En cette nouvelle ère, l’UE veut aller plus loin. «Nous aspirons maintenant, tous les deux, à un saut qualitatif dans nos relations pour bâtir un partenariat à vocation régionale qui regarde la Méditerranée, qui regarde le Monde arabe et l’Afrique, qui soit à la hauteur de nos attentes […]. L’UE est prête à soutenir le Maroc et ses priorités nationales dans ce contexte», avait déclaré la haute représentante à la fin de sa visite au Maroc, marquée par une rencontre avec le roi Mohammed VI (photo).
Dans ce «nouveau chapitre», comme le décrit l’UE, la Commission européenne (CE) souhaite la reprise des axes de la coopération «le plus rapidement possible». Parmi les questions prioritaires pour la CE figure la reprise des négociations de l’ALECA. Ce nouvel accord commercial, craint par une partie du secteur privé marocain, est à nouveau sur la table. «Une réflexion est en cours», poursuit l’ambassadrice. L’UE et le Maroc veulent aussi reprendre le dialogue stratégique. «Un calendrier ambitieux a déjà été arrêté», souligne Weidey.
Un Conseil d’association est prévu pour «juin ou juillet prochain», avance cette diplomate proche de Mogherini. Avant, l’UE souhaite une relance des mécanismes de dialogue, notamment les dix sous-groupes thématiques chargés d’étudier en détails les volets de la coopération entre les deux parties. L’UE veut même aborder les questions «difficiles», parmi elles les questions politiques et de droits humains. L’UE compte aussi sur le Maroc sur des sujets qui constituent des priorités pour elle, notamment la gestion de l’immigration irrégulière aux frontières Sud de l’Europe: «Cette nouvelle phase nous permettra aussi de discuter encore mieux et encore plus des questions qui ont besoin d’être discutées entre voisins et partenaires, comme nous le sommes, telles que la sécurité et les migrations». En attendant, cette nouvelle ère fait face à un premier test: celui du vote en plénière, au Parlement européen, de l’Accord de pêche prévu le 13 février prochain.
«Les noces d’or» du Maroc et de l’UE
Les relations entre les deux parties fêtent cinq décennies de relations commerciales et politiques, ainsi que quatre décennies de présence sur le sol marocain via une représentation diplomatique.

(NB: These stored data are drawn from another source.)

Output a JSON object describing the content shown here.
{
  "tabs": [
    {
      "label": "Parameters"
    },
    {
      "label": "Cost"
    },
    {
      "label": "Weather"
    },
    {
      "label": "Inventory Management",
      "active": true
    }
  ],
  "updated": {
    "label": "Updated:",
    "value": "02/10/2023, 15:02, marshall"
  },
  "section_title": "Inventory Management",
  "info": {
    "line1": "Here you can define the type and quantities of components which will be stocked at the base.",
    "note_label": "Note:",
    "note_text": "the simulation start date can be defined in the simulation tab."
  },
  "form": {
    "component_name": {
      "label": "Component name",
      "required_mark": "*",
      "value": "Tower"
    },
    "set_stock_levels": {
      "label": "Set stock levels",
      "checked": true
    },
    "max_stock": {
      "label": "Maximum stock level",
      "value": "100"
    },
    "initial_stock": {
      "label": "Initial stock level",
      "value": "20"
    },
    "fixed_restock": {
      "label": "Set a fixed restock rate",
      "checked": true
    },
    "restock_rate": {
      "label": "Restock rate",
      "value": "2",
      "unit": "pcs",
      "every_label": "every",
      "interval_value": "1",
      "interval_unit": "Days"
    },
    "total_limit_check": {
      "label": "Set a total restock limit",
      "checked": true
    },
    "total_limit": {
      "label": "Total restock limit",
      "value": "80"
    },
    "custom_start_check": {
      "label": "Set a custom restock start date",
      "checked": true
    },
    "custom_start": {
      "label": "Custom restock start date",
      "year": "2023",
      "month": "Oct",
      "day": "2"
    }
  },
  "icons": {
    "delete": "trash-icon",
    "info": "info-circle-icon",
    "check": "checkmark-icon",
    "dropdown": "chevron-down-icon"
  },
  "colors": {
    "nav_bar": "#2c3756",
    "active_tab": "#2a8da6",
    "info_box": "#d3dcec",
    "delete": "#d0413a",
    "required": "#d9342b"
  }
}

L’UE au Maroc entend célébrer ces deux anniversaires comme il se doit. «Nous allons en profiter pour faire le bilan et relancer le partenariat», indique l’ambassadrice de l’UE à Rabat. Au programme aussi, la mise en avant des liens d’amitié entre les deux parties. «Nous comptons, parmi nos équipes, des personnes présentes au Maroc depuis quarante ans. Cette richesse humaine sera rappelée lors de ces festivités», annonce-t-elle. L’UE devrait faire le tour de trois universités marocaines (Beni Mellal, Oujda et Agadir) pour présenter ses programmes. L’année 2019 sera aussi marquée par la visite de responsables de haut niveau au Maroc pour consolider le partenariat.